Uncle Hyrum nods. “That’s good,” he says.

Aunt Melissa places a plate in front of him. The food is piled high. The room fills with the smell of baked chicken. But Aunt Melissa sure doesn’t look like she cares. Her mouth is thin, like someone took a red pen and made a line where her lips should be.

She goes back to the kitchen and brings out my plate. She sets it before me.

“Thank you,” I say, but she doesn’t answer.

There’s a chicken leg and a chicken wing on the flowered plate. The pile of mashed potatoes is the size of a fifty-cent piece. The ear of corn is missing so many kernels I know it should go to the pigs and not me.

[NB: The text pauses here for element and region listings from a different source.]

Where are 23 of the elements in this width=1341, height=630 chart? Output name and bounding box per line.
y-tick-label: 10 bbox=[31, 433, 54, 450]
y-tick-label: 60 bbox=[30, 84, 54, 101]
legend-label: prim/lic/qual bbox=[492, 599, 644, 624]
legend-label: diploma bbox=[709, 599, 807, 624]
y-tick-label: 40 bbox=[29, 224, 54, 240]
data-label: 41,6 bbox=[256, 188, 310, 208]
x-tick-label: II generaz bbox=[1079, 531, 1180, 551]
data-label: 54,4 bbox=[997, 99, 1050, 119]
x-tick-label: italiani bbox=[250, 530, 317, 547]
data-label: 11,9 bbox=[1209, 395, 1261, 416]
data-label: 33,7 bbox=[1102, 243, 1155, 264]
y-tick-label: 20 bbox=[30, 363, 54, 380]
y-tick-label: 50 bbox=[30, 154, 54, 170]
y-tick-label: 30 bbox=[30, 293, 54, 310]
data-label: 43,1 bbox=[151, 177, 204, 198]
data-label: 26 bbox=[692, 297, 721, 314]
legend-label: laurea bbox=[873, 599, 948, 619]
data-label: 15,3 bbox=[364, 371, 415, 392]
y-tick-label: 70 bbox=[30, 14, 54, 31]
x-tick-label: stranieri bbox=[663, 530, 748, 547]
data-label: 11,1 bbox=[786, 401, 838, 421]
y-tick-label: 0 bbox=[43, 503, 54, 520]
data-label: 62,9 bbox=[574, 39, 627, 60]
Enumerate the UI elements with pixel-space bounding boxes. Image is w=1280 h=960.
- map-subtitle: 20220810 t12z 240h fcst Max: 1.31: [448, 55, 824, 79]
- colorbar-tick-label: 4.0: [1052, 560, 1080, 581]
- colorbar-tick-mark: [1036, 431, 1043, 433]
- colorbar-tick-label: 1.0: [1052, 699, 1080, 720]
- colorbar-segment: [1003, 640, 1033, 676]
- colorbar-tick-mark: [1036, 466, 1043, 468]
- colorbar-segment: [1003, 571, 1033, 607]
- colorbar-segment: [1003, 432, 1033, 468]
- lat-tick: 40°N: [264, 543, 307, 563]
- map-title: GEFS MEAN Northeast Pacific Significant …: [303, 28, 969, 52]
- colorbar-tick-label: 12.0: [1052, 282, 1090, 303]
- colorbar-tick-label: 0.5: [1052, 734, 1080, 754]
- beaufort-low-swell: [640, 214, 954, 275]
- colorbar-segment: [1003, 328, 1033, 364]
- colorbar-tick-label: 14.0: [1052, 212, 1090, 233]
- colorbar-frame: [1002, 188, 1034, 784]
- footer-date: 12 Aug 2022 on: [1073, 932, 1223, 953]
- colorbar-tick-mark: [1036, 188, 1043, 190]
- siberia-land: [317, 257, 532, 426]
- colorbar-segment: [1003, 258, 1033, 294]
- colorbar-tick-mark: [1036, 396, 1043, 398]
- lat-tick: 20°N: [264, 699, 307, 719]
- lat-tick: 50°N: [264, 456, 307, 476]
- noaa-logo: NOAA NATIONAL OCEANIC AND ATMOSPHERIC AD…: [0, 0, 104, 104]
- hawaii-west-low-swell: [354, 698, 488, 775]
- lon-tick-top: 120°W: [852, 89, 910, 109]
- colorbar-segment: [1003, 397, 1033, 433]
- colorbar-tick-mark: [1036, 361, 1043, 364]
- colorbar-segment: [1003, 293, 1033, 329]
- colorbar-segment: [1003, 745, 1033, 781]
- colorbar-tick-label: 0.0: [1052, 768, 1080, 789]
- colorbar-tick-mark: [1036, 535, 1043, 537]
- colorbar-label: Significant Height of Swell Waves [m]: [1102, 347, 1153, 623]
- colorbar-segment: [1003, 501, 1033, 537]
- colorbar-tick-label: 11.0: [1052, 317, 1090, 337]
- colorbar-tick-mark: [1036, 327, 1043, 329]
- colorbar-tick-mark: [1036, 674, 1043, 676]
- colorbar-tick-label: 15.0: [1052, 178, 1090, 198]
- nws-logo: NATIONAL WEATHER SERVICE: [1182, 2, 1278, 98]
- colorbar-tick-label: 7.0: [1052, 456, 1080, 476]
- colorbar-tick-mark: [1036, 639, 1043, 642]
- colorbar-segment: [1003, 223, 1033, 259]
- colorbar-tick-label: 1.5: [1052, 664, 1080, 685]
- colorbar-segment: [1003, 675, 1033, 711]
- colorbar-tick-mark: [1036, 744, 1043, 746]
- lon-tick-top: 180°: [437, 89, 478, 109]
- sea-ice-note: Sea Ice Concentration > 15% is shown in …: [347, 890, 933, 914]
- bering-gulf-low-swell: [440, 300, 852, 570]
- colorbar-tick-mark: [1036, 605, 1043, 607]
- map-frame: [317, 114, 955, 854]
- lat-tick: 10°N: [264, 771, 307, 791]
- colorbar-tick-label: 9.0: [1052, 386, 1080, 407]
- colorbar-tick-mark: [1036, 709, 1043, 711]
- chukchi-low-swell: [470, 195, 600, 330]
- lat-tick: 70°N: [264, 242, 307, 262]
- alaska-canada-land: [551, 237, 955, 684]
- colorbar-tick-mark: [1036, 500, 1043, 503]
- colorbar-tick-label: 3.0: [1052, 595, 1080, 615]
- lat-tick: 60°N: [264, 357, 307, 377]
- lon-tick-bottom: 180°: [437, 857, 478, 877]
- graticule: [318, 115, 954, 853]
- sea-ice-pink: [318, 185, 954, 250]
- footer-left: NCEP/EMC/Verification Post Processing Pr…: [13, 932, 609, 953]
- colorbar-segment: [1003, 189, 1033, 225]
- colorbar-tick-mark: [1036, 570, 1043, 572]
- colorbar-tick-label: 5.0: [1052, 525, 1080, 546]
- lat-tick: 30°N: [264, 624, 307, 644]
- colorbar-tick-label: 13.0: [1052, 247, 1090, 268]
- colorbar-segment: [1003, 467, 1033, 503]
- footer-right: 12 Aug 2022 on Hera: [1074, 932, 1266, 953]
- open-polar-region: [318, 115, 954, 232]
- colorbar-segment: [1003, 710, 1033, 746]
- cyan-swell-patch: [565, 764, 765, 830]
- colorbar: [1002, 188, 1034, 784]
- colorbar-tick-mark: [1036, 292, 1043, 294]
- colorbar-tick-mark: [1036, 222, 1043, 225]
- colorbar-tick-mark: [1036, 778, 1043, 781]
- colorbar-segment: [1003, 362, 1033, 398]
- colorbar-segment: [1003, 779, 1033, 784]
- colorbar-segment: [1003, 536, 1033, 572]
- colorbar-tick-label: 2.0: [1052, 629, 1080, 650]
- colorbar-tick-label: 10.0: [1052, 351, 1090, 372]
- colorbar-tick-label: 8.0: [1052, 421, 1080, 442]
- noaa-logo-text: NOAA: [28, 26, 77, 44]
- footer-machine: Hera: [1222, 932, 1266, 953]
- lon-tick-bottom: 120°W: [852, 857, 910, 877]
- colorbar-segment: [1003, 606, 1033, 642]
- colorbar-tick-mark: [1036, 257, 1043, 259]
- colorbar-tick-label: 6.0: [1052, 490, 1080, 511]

I try to catch Aunt Melissa’s stare. I want to say to her, “I don’t want to do this any more than you want me to,” but I can’t.

She goes to the kitchen and comes back again with a platter full of bread.

“I have the place where we’ll stay,” Uncle Hyrum says as Aunt Melissa fills the table with food. Uncle Hyrum’s house is huge and roomy. And he has a piano, too.

He reaches for my hand, but I move away. Still he grabs me, his grip tight. I make a fist. My stomach clenches.

“We’ll be wed in just a few weeks.”

I want to say, “Joshua’s going to change this. He’s going to make it right.” I want to scream, “I’ll never marry you.” I want to stand up and run fast as I can away from here, from him. Instead, I stare at the bones in his hand. Black hair grows from the knuckles. Does Father have black hair like that?

I keep my mouth shut. Maybe my mouth is the same almost-line that Aunt Melissa’s is. Maybe we are all-the-sudden twins.

“Soon, Kyra,” Uncle Hyrum says, “you’ll be a part of this eternal family. And we’ll live together in glory forever.”

Aunt Melissa puts out a pitcher of milk. Then she stands back, staring off over the top of my head. She’s old and her face is wrinkled. I used to think she was nice. Before tonight, I mean.

“Let us pray,” Uncle Hyrum says. It’s just the three of us in the room.

Joshua
, I think.
Joshua
.

 

_________

 

AFTER DINNER
, Uncle Hyrum says he’ll walk me home.